Fundamentally, the reason is because the memory bus has some specific length that is much, much smaller than the memory size.
So, the CPU reads out of the on-chip L1 cache, which is often 32KB these days. But the memory bus that connects the L1 cache to the CPU will have the vastly smaller width of the cache line size. This will be on the order of 128 bits.
So:
262,144 bits - size of memory
128 bits - size of bus
Misaligned accesses will occasionally overlap two cache lines, and this will require an entirely new cache read in order to obtain the data. It might even miss all the way out to the DRAM.

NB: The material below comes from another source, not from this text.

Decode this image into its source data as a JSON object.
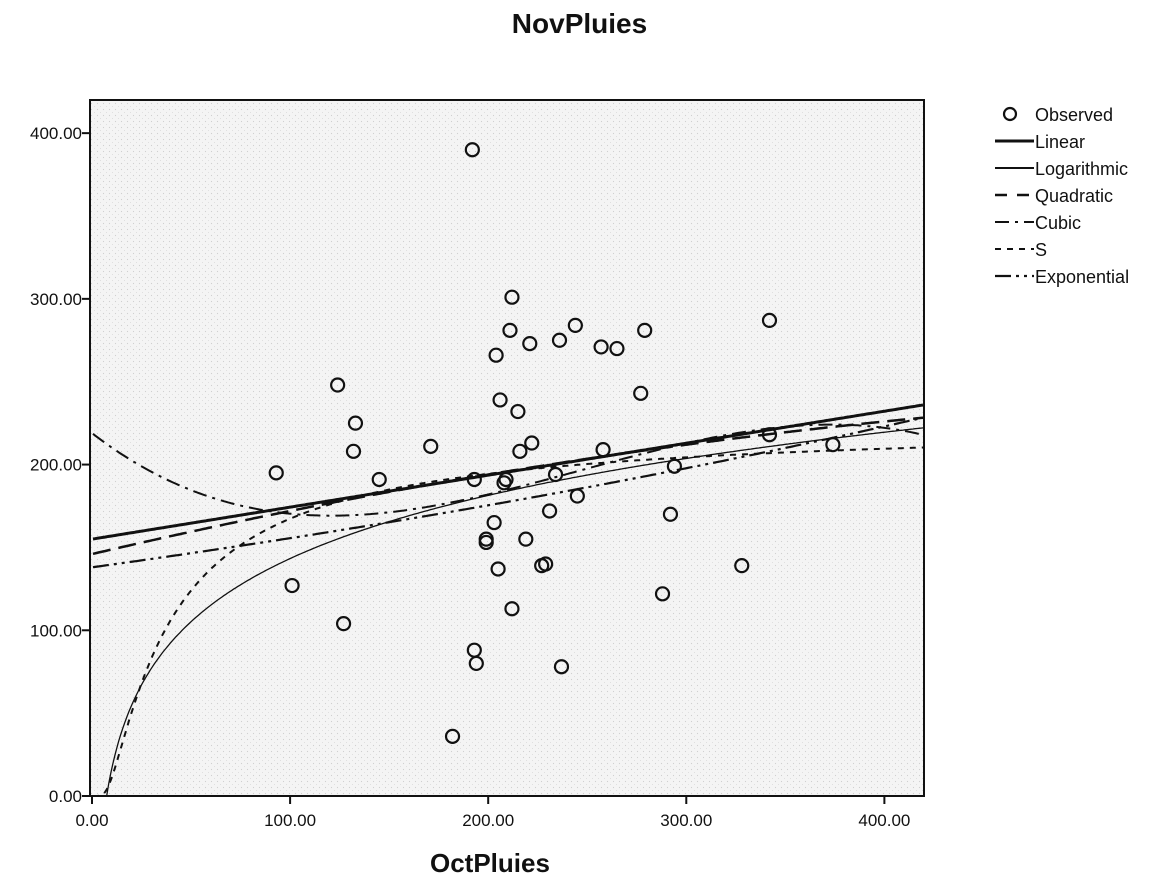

Furthermore, some part of the CPU will have to stand on its head to put together a single object out of these two different cache lines which each have a piece of the data. On one line, it will be in the very high order bits, in the other, the very low order bits.

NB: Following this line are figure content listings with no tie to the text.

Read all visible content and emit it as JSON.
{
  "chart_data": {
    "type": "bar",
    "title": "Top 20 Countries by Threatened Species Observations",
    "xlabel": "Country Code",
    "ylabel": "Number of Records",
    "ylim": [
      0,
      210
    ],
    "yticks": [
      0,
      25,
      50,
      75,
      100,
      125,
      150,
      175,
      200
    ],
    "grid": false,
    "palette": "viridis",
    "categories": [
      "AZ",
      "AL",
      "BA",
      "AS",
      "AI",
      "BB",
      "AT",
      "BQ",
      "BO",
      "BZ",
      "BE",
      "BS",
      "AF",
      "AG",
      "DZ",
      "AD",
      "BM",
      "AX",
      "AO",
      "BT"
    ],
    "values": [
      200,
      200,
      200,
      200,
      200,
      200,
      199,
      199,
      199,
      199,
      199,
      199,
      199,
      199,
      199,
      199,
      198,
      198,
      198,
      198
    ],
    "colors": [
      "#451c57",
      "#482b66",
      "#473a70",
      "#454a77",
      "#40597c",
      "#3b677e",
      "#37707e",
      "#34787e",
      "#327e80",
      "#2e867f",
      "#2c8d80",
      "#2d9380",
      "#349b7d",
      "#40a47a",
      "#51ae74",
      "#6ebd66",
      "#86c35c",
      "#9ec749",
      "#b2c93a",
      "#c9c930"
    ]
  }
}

There will be dedicated hardware fully integrated into the pipeline that handles moving aligned objects onto the necessary bits of the CPU data bus, but such hardware may be lacking for misaligned objects, because it probably makes more sense to use those transistors for speeding up correctly optimized programs.

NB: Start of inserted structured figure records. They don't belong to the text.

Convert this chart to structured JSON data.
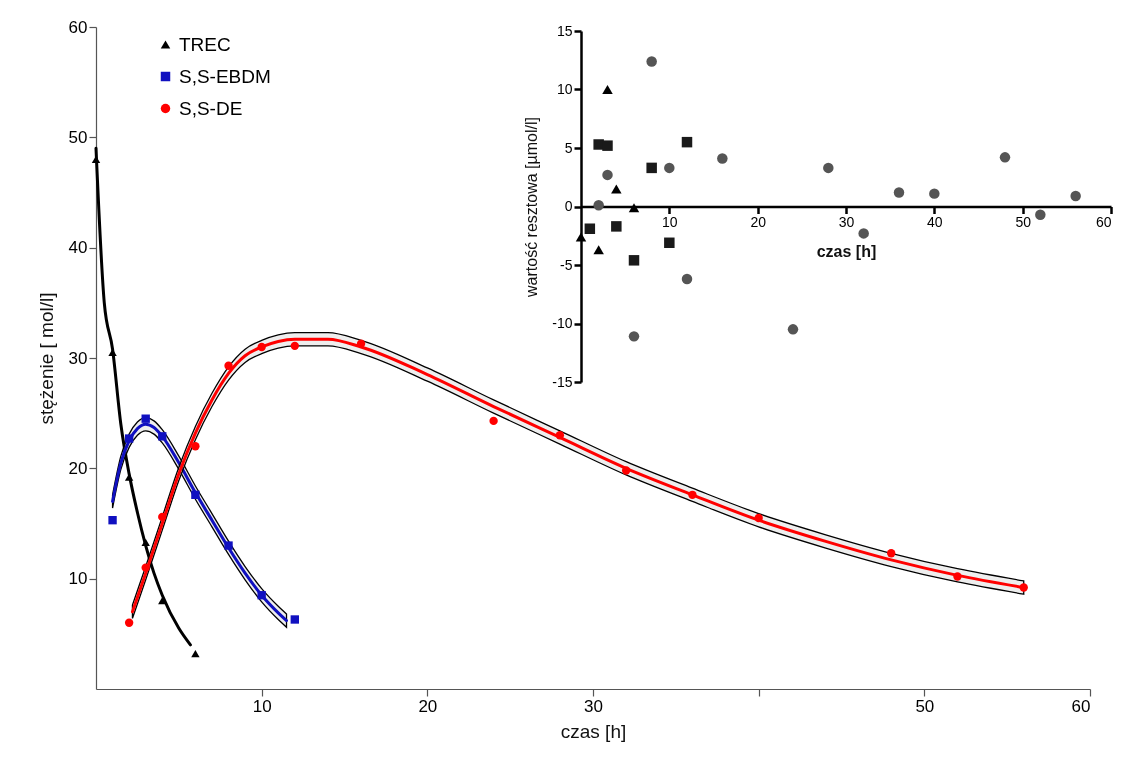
{
  "chart_data": [
    {
      "type": "line",
      "xlabel": "czas [h]",
      "ylabel": "stężenie [ mol/l]",
      "xlim": [
        0,
        60
      ],
      "ylim": [
        0,
        60
      ],
      "xticks": [
        10,
        20,
        30,
        {
          "value": 40,
          "label": null
        },
        50,
        60
      ],
      "yticks": [
        10,
        20,
        30,
        40,
        50,
        60
      ],
      "grid": false,
      "legend": "top left",
      "series": [
        {
          "color": "#000000",
          "marker": "none",
          "x": [
            0,
            0.5,
            1,
            1.5,
            2,
            2.5,
            3,
            3.5,
            4,
            5,
            5.7
          ],
          "values": [
            49,
            35,
            30.8,
            24,
            19.5,
            16,
            13,
            10.5,
            8.5,
            5.5,
            4
          ]
        },
        {
          "color": "#1010c0",
          "marker": "none",
          "x": [
            1,
            1.5,
            2,
            2.5,
            3,
            3.5,
            4,
            5,
            6,
            7,
            8,
            9,
            10,
            11,
            11.5
          ],
          "values": [
            17,
            20.5,
            22.5,
            23.6,
            24,
            23.7,
            22.9,
            20.5,
            17.8,
            15.3,
            12.8,
            10.5,
            8.5,
            6.9,
            6.2
          ],
          "lower": [
            16.4,
            19.9,
            21.9,
            23,
            23.4,
            23.1,
            22.3,
            19.9,
            17.2,
            14.7,
            12.2,
            9.9,
            7.9,
            6.3,
            5.6
          ],
          "upper": [
            17.6,
            21.1,
            23.1,
            24.2,
            24.6,
            24.3,
            23.5,
            21.1,
            18.4,
            15.9,
            13.4,
            11.1,
            9.1,
            7.5,
            6.8
          ]
        },
        {
          "color": "#ff0000",
          "marker": "none",
          "x": [
            2.2,
            3,
            4,
            5,
            6,
            7,
            8,
            9,
            10,
            11,
            12,
            14,
            16,
            20,
            24,
            28,
            32,
            36,
            40,
            44,
            48,
            52,
            56
          ],
          "values": [
            7,
            10.5,
            15,
            19.5,
            23.2,
            26.2,
            28.6,
            30.2,
            31,
            31.5,
            31.7,
            31.7,
            31,
            28.5,
            25.6,
            22.8,
            20,
            17.6,
            15.3,
            13.4,
            11.7,
            10.3,
            9.2
          ],
          "lower": [
            6.4,
            9.9,
            14.4,
            18.9,
            22.6,
            25.6,
            28,
            29.6,
            30.4,
            30.9,
            31.1,
            31.1,
            30.4,
            27.9,
            25,
            22.2,
            19.4,
            17,
            14.7,
            12.8,
            11.1,
            9.7,
            8.6
          ],
          "upper": [
            7.6,
            11.1,
            15.6,
            20.1,
            23.8,
            26.8,
            29.2,
            30.8,
            31.6,
            32.1,
            32.3,
            32.3,
            31.6,
            29.1,
            26.2,
            23.4,
            20.6,
            18.2,
            15.9,
            14,
            12.3,
            10.9,
            9.8
          ]
        },
        {
          "type": "scatter",
          "name": "TREC",
          "color": "#000000",
          "marker": "triangle",
          "x": [
            0,
            1,
            2,
            3,
            4,
            6
          ],
          "values": [
            48,
            30.5,
            19.2,
            13.3,
            8,
            3.2
          ]
        },
        {
          "type": "scatter",
          "name": "S,S-EBDM",
          "color": "#1010c0",
          "marker": "square",
          "x": [
            1,
            2,
            3,
            4,
            6,
            8,
            10,
            12
          ],
          "values": [
            15.3,
            22.7,
            24.5,
            22.9,
            17.6,
            13,
            8.5,
            6.3
          ]
        },
        {
          "type": "scatter",
          "name": "S,S-DE",
          "color": "#ff0000",
          "marker": "circle",
          "x": [
            2,
            3,
            4,
            6,
            8,
            10,
            12,
            16,
            24,
            28,
            32,
            36,
            40,
            48,
            52,
            56
          ],
          "values": [
            6,
            11,
            15.6,
            22,
            29.3,
            31,
            31.1,
            31.3,
            24.3,
            23,
            19.8,
            17.6,
            15.5,
            12.3,
            10.2,
            9.2
          ]
        }
      ]
    },
    {
      "type": "scatter",
      "xlabel": "czas [h]",
      "ylabel": "wartość resztowa [µmol/l]",
      "xlim": [
        0,
        60
      ],
      "ylim": [
        -15,
        15
      ],
      "xticks": [
        10,
        20,
        30,
        40,
        50,
        60
      ],
      "yticks": [
        -15,
        -10,
        -5,
        0,
        5,
        10,
        15
      ],
      "grid": false,
      "series": [
        {
          "color": "#555555",
          "marker": "circle",
          "x": [
            2,
            3,
            4,
            6,
            8,
            10,
            12,
            16,
            24,
            28,
            32,
            36,
            40,
            48,
            52,
            56
          ],
          "values": [
            0.1,
            2.7,
            null,
            -11.1,
            12.4,
            3.3,
            -6.2,
            4.1,
            -10.5,
            3.3,
            -2.3,
            1.2,
            1.1,
            4.2,
            -0.7,
            0.9
          ]
        },
        {
          "color": "#1a1a1a",
          "marker": "square",
          "x": [
            1,
            2,
            3,
            4,
            6,
            8,
            10,
            12
          ],
          "values": [
            -1.9,
            5.3,
            5.2,
            -1.7,
            -4.6,
            3.3,
            -3.1,
            5.5
          ]
        },
        {
          "color": "#000000",
          "marker": "triangle",
          "x": [
            0,
            2,
            3,
            4,
            6
          ],
          "values": [
            -2.6,
            -3.7,
            10,
            1.5,
            -0.1
          ]
        }
      ]
    }
  ]
}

In any case, the second memory read that is sometimes necessary would slow down the pipeline no matter how much special-purpose hardware was (hypothetically and foolishly) dedicated to patching up misaligned memory operations.
#joshperry has given an excellent answer to this question. In addition to his answer, I have some numbers that show graphically the effects which were described, especially the 2X amplification. Here's a link to a Google spreadsheet showing what the effect of different word alignments look like.
In addition here's a link to a Github gist with the code for the test.
The test code is adapted from the article written by Jonathan Rentzsch which #joshperry referenced. The tests were run on a Macbook Pro with a quad-core 2.8 GHz Intel Core i7 64-bit processor and 16GB of RAM.
If you have a 32bit data bus, the address bus address lines connected to the memory will start from A2, so only 32bit aligned addresses can be accessed in a single bus cycle.
So if a word spans an address alignment boundary - i.e. A0 for 16/32 bit data or A1 for 32 bit data are not zero, two bus cycles are required to obtain the data.
Some architectures/instruction sets do not support unaligned access and will generate an exception on such attempts, so compiler generated unaligned access code requires not just additional bus cycles, but additional instructions, making it even less efficient.
If a system with byte-addressable memory has a 32-bit-wide memory bus, that means there are effectively four byte-wide memory systems which are all wired to read or write the same address. An aligned 32-bit read will require information stored in the same address in all four memory systems, so all systems can supply data simultaneously. An unaligned 32-bit read would require some memory systems to return data from one address, and some to return data from the next higher address. Although there are some memory systems that are optimized to be able to fulfill such requests (in addition to their address, they effectively have a "plus one" signal which causes them to use an address one higher than specified) such a feature adds considerable cost and complexity to a memory system; most commodity memory systems simply cannot return portions of different 32-bit words at the same time.
On PowerPC you can load an integer from an odd address with no problems.
Sparc and I86 and (I think) Itatnium raise hardware exceptions when you try this.
One 32 bit load vs four 8 bit loads isnt going to make a lot of difference on most modern processors. Whether the data is already in cache or not will have a far greater effect.